Smart phone, E-reader and tablet adoption is providing aviation marketers with new ways to connect with a diverse audience.

In their Top Digital Trends Report, eMarketerTM predicts that there will be over 89 million tablet users, 53 million e-reader users and 148 million smart phone users in the United States by 2014.

If this trend prediction is correct aviation marketers will have numerous platforms and networks with which to engage customers and prospects through out the adoption and purchase cycle.

Screens Everywhere

The challenge aviation marketers face is now one of learning how to use digital platforms and cloud based delivery systems to enhance the customer experience.

For example: instead of charging passengers for internet access in the airport environment what if internet access service was branded and offered for free? This is contrary to the current revenue generation thinking pattern of charging for every ancillary service, but customer loyalty could be cemented by offering free access to deals and incentives provided by merchants serving the airport ecosystem.

Taking that idea further, what if airlines streamed their own brand of entertainment to travelers in the waiting areas, and then utilized a cloud system to make it available to the traveler on their smart phone or tablet or once seated on the plane above 10,000 feet?

Forward thinking aviation marketers are already experimenting with these concepts.

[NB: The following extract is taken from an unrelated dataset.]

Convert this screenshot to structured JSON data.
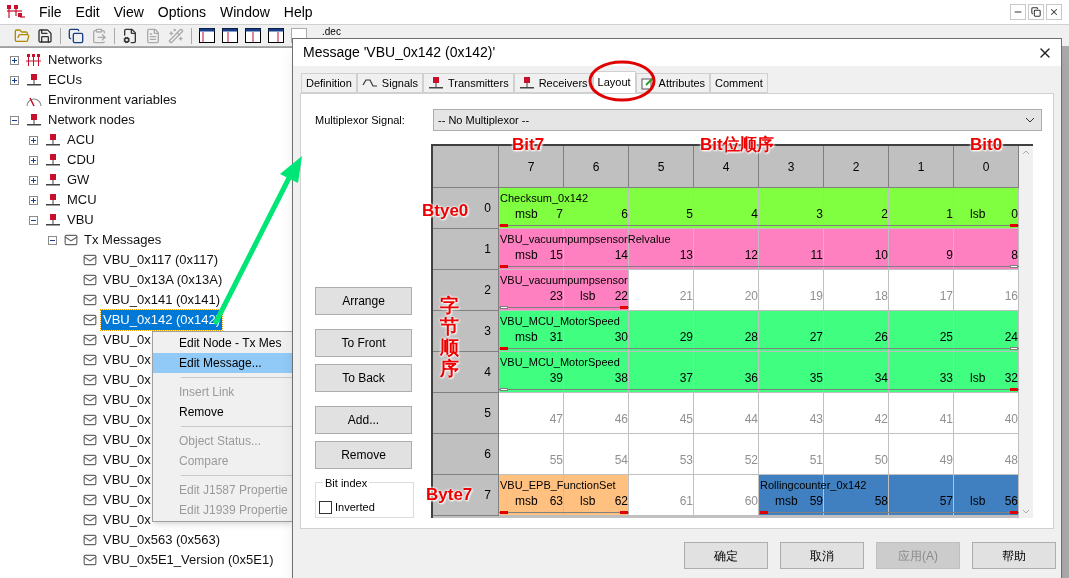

Singapore based, Scoot Airlines is offering iPads to long-haul budget travelers loaded with movies, music and games. This innovation occurred after ripping out their aircraft entertainment systems to reduce weight and increase fuel efficiency.

Jetstar, Quantas Airlines ltd’s low cost carrier is now offering preloaded iPads on domestic and international flights lasting longer then 90 minutes.

Both airlines plan to roll out wireless internet access in the near future, further enhancing the traveler’s experience.

People-to-People Marketing is Digital and Mobile

As users of mobile digital devices become more familiar cloud based delivery, their expectations for higher quality content will rise, as will their demand for the capability to engage in mobile commerce.

We are already seeing the trend for higher quality content in action through video ads.

Video ads are designed to support, rather than replace online and offline advertising. This form of marketing is a hybrid approach — drawing in the viewer by making a connection through a sponsorship, event or video game.

Mobile commerce will be influenced by getting customers to use their devices to check out at the register, rather than checking in at the location. Yankee Group expects point-of-sale transactions in increase to $40 billion by 2014 up from $27 million recorded in 2010.

These are fascinating trends that open up new avenues for forward thinking aviation marketers.